# Engine / Transmission query



## HaloPlayer (Jun 22, 2013)

I've been looking around Ebay for a 400 to put in my project. Some of them mention whether they were linked to a manual or an automatic. Does it really make a difference? I thought if you were running an automatic you used a torque converter and if you were using a clutch you just intall the proper flywheel.

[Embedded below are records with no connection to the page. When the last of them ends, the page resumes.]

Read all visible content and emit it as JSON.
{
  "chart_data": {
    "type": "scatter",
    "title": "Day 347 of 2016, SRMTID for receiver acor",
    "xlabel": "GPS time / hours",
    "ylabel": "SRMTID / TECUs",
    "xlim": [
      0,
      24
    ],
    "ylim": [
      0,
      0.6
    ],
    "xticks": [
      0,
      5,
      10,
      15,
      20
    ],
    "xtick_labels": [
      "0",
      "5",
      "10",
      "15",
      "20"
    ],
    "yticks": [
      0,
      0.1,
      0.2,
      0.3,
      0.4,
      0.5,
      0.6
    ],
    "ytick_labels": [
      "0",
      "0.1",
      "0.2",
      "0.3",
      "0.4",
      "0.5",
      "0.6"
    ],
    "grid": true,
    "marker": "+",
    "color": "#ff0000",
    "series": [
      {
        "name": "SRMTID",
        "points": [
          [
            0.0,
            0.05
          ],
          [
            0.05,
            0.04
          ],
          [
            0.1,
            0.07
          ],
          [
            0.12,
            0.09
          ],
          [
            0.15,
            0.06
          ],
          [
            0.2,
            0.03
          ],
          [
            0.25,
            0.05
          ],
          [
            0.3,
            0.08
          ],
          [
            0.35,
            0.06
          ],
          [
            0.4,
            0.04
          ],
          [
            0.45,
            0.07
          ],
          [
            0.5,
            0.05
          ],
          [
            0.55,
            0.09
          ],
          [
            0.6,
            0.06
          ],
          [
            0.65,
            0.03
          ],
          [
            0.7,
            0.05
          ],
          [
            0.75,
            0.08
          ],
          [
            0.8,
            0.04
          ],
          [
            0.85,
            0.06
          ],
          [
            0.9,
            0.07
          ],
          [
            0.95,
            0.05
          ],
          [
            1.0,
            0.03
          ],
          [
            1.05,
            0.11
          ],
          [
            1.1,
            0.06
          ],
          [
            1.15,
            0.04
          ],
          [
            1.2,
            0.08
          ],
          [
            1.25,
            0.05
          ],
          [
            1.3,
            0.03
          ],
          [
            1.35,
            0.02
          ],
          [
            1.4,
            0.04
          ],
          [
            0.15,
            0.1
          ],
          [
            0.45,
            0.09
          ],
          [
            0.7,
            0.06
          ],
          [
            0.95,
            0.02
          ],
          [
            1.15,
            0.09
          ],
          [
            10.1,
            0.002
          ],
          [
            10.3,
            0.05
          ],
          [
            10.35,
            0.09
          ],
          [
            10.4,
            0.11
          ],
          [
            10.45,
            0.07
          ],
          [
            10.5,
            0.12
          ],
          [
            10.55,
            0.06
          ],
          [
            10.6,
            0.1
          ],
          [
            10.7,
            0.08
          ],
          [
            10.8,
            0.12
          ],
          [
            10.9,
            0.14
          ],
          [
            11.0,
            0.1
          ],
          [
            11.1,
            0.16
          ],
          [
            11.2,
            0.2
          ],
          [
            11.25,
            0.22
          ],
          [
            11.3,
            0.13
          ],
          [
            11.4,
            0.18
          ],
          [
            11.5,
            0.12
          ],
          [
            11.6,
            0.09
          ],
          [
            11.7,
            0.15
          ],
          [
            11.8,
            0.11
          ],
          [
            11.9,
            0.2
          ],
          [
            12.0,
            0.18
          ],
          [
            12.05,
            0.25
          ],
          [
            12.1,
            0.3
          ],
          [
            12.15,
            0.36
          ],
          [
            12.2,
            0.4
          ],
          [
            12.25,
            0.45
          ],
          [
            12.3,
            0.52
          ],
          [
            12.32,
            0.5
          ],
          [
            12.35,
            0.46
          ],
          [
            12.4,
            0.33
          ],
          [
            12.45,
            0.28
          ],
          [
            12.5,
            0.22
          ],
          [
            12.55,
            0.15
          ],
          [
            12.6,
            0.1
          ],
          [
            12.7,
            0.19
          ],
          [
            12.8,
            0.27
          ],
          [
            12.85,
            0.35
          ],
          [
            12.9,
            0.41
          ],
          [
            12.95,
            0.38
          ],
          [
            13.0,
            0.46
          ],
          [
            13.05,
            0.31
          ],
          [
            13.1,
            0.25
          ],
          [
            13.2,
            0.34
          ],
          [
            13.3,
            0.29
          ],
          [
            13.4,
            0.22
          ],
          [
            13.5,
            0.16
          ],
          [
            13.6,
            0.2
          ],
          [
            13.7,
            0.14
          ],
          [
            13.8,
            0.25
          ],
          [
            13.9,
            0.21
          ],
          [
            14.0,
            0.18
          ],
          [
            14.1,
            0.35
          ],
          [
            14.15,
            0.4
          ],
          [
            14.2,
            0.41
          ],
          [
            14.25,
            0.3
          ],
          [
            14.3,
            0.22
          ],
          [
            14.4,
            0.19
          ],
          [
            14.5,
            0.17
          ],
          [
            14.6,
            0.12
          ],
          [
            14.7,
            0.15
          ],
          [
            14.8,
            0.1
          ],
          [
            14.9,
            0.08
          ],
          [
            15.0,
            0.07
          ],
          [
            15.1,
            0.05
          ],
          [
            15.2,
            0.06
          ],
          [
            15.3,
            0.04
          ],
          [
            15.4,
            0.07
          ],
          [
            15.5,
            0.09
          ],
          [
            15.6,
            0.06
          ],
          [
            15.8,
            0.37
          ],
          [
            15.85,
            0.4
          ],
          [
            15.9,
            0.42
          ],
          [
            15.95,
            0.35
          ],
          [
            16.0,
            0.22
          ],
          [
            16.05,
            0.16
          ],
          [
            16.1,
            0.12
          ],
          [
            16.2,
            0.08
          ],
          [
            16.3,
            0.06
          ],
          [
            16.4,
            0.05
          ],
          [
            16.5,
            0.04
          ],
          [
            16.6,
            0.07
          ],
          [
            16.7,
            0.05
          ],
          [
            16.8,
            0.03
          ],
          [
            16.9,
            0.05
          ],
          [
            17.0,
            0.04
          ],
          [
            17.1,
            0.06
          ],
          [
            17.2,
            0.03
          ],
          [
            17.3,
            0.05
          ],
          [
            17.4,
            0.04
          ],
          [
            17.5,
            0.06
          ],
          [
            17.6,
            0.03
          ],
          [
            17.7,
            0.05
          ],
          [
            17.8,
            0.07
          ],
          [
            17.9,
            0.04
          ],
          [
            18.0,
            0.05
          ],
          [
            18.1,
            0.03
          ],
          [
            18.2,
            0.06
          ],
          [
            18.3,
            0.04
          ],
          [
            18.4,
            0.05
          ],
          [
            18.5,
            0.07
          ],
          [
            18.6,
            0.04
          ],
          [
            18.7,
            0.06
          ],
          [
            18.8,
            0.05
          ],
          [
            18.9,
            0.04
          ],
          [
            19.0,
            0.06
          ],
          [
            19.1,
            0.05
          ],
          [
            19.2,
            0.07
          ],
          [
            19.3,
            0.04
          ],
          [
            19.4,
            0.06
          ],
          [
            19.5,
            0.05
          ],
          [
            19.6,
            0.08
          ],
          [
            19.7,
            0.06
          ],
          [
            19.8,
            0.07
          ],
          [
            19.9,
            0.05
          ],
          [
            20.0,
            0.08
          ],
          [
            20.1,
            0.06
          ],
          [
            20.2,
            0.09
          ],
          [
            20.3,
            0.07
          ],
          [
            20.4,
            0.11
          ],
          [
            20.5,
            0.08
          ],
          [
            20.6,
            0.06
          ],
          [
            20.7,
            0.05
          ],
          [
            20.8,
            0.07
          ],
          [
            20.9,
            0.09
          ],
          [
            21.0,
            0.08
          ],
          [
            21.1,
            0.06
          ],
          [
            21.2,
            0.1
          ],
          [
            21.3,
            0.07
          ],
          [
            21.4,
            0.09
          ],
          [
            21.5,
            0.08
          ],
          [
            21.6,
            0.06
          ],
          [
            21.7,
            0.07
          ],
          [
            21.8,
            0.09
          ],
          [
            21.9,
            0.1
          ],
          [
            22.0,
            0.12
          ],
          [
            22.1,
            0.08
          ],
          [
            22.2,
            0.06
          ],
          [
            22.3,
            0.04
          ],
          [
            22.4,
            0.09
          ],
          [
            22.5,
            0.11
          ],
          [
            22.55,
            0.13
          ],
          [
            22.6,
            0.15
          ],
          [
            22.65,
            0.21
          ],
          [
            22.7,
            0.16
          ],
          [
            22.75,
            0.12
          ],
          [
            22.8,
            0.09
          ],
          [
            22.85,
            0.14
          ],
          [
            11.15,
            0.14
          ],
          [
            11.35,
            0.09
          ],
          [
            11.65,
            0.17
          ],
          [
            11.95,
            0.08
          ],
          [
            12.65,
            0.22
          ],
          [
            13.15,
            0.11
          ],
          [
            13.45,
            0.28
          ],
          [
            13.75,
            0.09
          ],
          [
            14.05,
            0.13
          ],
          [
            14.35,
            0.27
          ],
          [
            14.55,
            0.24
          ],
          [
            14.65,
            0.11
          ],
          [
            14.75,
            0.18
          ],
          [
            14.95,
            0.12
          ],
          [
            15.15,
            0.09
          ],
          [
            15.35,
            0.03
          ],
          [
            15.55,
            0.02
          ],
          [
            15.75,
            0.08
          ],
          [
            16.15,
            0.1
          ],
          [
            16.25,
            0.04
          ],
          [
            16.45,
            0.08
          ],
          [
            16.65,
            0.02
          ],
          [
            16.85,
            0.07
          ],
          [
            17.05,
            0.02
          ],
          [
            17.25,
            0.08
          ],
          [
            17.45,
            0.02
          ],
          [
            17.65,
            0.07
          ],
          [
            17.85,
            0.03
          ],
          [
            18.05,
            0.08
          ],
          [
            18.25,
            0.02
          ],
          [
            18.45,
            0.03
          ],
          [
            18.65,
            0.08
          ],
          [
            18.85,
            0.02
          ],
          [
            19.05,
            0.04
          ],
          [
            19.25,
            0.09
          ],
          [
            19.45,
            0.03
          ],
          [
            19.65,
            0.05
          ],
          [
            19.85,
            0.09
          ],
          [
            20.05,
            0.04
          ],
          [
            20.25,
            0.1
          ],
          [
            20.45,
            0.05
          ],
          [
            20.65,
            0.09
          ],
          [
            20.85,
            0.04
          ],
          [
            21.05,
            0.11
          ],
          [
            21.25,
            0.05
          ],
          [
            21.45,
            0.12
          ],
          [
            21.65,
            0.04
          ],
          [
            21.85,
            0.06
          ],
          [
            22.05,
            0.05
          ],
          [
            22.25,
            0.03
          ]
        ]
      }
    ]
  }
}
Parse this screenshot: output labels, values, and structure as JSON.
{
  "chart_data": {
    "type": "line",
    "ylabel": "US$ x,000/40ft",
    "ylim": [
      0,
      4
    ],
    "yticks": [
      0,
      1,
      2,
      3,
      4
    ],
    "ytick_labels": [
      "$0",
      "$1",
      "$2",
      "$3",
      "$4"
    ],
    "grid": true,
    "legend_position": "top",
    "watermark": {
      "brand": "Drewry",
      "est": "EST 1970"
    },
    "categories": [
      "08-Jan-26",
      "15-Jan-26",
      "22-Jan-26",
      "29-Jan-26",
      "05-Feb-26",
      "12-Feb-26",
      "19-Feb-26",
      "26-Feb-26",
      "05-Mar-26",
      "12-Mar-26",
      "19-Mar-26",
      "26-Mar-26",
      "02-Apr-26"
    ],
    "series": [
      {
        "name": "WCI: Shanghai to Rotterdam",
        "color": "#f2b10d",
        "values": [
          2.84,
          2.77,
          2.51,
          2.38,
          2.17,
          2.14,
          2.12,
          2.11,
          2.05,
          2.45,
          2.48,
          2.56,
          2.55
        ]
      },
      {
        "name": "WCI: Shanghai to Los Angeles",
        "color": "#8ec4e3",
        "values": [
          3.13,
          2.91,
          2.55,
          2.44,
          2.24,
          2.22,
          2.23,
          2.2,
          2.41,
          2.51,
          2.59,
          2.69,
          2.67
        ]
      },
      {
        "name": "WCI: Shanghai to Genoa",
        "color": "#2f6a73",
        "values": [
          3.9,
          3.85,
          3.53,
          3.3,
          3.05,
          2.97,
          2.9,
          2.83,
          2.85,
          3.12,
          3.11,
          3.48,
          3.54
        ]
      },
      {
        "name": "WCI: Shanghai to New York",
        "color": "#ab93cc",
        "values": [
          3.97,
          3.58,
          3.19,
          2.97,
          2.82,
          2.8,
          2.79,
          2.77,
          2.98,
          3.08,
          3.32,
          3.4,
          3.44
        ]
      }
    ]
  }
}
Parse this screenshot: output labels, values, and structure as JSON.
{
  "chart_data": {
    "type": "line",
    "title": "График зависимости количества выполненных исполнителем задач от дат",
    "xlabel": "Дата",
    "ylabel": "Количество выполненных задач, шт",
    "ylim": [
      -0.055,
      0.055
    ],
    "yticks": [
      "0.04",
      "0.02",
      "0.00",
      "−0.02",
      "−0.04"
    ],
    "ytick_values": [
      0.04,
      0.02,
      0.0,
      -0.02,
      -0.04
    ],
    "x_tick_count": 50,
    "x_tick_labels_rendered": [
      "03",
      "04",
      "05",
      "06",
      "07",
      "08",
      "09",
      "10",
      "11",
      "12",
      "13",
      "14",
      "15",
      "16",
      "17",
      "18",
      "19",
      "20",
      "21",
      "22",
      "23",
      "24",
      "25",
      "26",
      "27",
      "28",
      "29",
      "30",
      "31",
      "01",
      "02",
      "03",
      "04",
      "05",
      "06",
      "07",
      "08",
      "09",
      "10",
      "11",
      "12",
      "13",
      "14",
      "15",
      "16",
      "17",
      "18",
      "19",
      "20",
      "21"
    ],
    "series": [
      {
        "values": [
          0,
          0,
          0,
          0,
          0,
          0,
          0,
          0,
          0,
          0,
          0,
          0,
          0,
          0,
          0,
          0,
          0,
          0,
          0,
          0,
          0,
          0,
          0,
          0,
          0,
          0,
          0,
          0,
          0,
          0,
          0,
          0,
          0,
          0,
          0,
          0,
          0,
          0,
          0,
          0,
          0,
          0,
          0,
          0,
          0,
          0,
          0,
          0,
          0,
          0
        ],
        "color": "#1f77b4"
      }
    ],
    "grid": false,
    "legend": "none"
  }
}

Your thoughts?


----------



## jmt455 (Mar 26, 2012)

If you're restoring a car and looking for correct block codes, it matters.

If it's not a "matching" question, you have a lot of flexibility!

If you're installing an automatic, replace the flywheel with the proper flexplate.

If you're running a manual trans, verify that the crank has been drilled to accept the pilot bushing.

Most Pontiac cranks have a stepped hole to accept the pilot bearing/bushing.

Also; if you get a manual trans engine, make sure the old pilot bushing has been removed before you re-assemble your engine. 
You want to avoid this issue:http://www.gtoforum.com/f50/pilot-bearing-stuck-crank-25621/


----------



## HaloPlayer (Jun 22, 2013)

Ya, I can't afford 'numbers matching' ;-) 

Just checking as I know little to nothing about Pontiac engines and was puzzled by the 'automatic' comment.

Thanks for the response!


----------